Sentiment itself was more balanced than the stereotype suggests. Using VADER compound polarity, approximately half of the posts scored as positive. When sentiment was segmented by country, Japan showed the highest average positive sentiment, Canada and India were more mixed, and the United Kingdom sat near the middle. That distribution shaped the working hypothesis for the rest of the analysis: the more useful signal is not direction, it is intensity. Extreme sentiment can coincide with short-term volatility in USD pairs, but it is unlikely to deliver durable or directional predictability in price movement.
Methodology
The Truth/Tweet pipeline was built to be transparent and repeatable using lightweight tools. Collection was automated with a Fish shell script (fetch_and_save_trump_tweets.fish) to handle repeated runs needed under rate limits. Sentiment analysis was performed in Python using NLTK and VADER because it is designed for social media text and remains interpretable. Country identification was implemented with a regex scan over post text, backed by pycountry to standardize names and reduce false matches. Those country hits were then mapped to currencies using a programmatic dictionary built from pycountry plus forex-python, producing a consistent country to currency linkage for downstream joins.

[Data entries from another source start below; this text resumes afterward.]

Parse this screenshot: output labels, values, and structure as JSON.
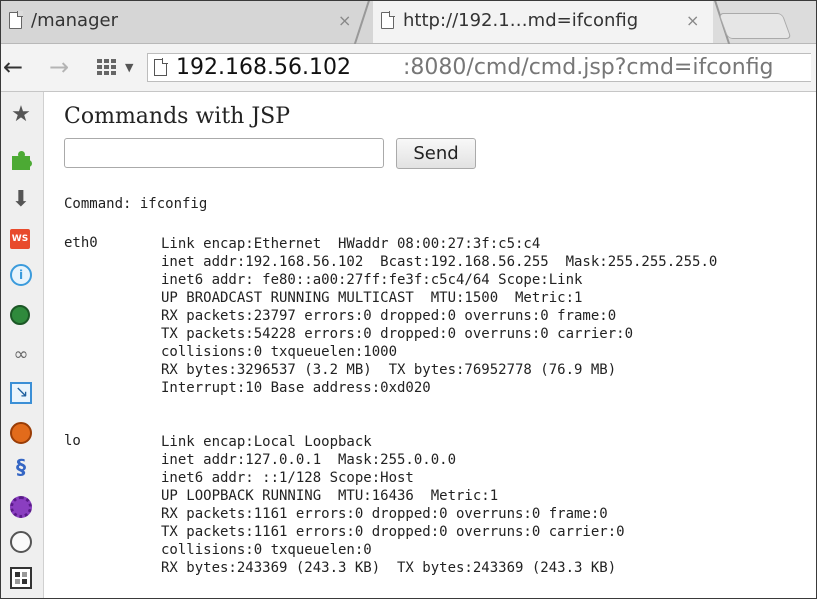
{
  "tabs": [
    {
      "title": "/manager",
      "close": "×",
      "active": false
    },
    {
      "title": "http://192.1…md=ifconfig",
      "close": "×",
      "active": true
    }
  ],
  "toolbar": {
    "back_icon": "←",
    "forward_icon": "→",
    "url_host": "192.168.56.102",
    "url_rest": ":8080/cmd/cmd.jsp?cmd=ifconfig"
  },
  "sidebar_icons": [
    "star-icon",
    "puzzle-icon",
    "download-icon",
    "ws-icon",
    "info-bubble-icon",
    "green-circle-icon",
    "links-icon",
    "cursor-icon",
    "orange-icon",
    "blue-s-icon",
    "purple-icon",
    "palette-icon",
    "grid-icon"
  ],
  "page": {
    "title": "Commands with JSP",
    "input_value": "",
    "send_label": "Send",
    "command_label": "Command: ifconfig"
  },
  "interfaces": [
    {
      "name": "eth0",
      "lines": [
        "Link encap:Ethernet  HWaddr 08:00:27:3f:c5:c4",
        "inet addr:192.168.56.102  Bcast:192.168.56.255  Mask:255.255.255.0",
        "inet6 addr: fe80::a00:27ff:fe3f:c5c4/64 Scope:Link",
        "UP BROADCAST RUNNING MULTICAST  MTU:1500  Metric:1",
        "RX packets:23797 errors:0 dropped:0 overruns:0 frame:0",
        "TX packets:54228 errors:0 dropped:0 overruns:0 carrier:0",
        "collisions:0 txqueuelen:1000",
        "RX bytes:3296537 (3.2 MB)  TX bytes:76952778 (76.9 MB)",
        "Interrupt:10 Base address:0xd020"
      ]
    },
    {
      "name": "lo",
      "lines": [
        "Link encap:Local Loopback",
        "inet addr:127.0.0.1  Mask:255.0.0.0",
        "inet6 addr: ::1/128 Scope:Host",
        "UP LOOPBACK RUNNING  MTU:16436  Metric:1",
        "RX packets:1161 errors:0 dropped:0 overruns:0 frame:0",
        "TX packets:1161 errors:0 dropped:0 overruns:0 carrier:0",
        "collisions:0 txqueuelen:0",
        "RX bytes:243369 (243.3 KB)  TX bytes:243369 (243.3 KB)"
      ]
    }
  ]
}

The exchange rate pipeline pulled daily closes with yfinance for GBP/USD, INR/USD, JPY/USD, and CAD/USD, and wrote each series to its own CSV. This kept the workflow modular and made the merge step straightforward, since correlations and event-window checks can be run per currency without mixing time series.

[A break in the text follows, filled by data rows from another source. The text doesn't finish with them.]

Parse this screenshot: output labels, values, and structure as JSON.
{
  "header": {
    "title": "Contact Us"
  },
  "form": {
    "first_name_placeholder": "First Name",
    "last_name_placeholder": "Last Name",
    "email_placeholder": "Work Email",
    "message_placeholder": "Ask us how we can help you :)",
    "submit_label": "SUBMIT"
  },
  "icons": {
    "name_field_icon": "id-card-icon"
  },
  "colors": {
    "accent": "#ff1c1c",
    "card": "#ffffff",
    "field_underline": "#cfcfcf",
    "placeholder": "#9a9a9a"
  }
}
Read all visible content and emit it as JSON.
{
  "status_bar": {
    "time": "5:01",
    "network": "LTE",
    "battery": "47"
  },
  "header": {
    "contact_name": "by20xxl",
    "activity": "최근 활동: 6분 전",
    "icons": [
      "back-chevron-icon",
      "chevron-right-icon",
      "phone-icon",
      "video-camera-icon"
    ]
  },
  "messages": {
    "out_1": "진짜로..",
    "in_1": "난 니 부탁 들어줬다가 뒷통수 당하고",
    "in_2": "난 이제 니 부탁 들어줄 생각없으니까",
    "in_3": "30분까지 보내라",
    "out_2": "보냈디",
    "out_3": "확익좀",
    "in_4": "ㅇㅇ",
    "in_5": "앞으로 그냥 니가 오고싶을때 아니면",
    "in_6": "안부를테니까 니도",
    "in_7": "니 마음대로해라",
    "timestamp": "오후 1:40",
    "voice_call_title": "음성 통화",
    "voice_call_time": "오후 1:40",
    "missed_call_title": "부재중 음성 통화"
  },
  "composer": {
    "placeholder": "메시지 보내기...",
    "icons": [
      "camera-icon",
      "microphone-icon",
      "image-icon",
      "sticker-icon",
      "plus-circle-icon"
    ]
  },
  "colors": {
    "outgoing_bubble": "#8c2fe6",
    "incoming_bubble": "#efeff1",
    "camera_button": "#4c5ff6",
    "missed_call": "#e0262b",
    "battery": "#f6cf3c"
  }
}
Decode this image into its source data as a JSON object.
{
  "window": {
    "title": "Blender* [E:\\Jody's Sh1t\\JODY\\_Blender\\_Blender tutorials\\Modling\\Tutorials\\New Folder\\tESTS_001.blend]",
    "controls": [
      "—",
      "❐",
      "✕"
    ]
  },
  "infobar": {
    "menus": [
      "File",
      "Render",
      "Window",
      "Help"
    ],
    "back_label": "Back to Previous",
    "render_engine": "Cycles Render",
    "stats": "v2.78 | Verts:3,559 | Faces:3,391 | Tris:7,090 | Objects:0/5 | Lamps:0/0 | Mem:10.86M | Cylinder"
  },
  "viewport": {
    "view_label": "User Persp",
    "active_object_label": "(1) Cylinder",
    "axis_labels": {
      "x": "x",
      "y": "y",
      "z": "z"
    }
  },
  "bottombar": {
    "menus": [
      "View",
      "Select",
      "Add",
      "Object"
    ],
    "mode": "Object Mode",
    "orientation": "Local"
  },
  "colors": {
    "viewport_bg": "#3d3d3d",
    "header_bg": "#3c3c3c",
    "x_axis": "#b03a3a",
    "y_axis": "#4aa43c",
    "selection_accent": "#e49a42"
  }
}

To test whether extreme sentiment can monetize volatility, a long straddle backtest was implemented. Since proprietary FX options chains were not available, synthetic weekly options with a fixed premium of 0.001 were generated per leg, which implies a 0.2% total premium cost for the straddle. A position was opened at the close on any day where abs(sentiment) >= 0.75 and closed at the next close, producing a one-day holding period. Across the four currency pairs, this produced 68 straddle trades. Importantly, an early version of the backtest appeared mildly positive, but after correcting payoff logic errors, the validated implementation produced a true overall average return of -34.1795%.
Results & Next Steps
The headline finding is that Trump-style social media sentiment shows up more as a short-term volatility signal than a directional one. Around highly polarized posts, USD pairs can get briefly noisier, but the effect is small and usually fades within a day.

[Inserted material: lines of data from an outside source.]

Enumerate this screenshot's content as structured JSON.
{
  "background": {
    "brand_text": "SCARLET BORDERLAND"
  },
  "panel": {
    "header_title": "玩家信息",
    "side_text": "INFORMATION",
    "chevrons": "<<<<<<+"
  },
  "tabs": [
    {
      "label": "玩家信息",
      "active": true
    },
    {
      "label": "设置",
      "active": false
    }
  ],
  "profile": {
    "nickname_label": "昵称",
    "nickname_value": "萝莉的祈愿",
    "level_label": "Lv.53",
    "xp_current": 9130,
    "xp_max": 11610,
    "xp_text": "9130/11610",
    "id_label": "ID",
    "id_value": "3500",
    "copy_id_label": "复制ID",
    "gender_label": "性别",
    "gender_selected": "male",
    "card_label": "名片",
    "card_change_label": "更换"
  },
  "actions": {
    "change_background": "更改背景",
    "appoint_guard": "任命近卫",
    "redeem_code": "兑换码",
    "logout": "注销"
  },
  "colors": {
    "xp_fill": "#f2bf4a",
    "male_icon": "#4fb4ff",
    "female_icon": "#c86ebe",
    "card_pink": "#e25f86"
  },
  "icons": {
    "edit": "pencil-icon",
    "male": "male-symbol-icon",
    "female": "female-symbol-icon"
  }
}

That’s why the trading idea struggled. We tried a simple “bet on movement” trade (a long straddle): it makes money only if the currency moves a lot right after a very emotional post. In practice, the market usually didn’t move enough to cover the cost of placing that bet, so the strategy lost money on average.
For future work, I would prioritize two specific next experiments. First, run a formal event study on a multi-year sample with explicit timing conventions and controls for overlapping macro/geopolitical events, reporting abnormal returns and abnormal realized volatility over windows like [0,1], [0,3], and [0,5] days with statistical tests. Second, test trading ideas with more realistic assumptions: real option pricing (not a fixed cost), clearer timing rules, and smarter triggers that combine sentiment with “is the market already in a volatile mood” plus “is this post unusually attention-grabbing.”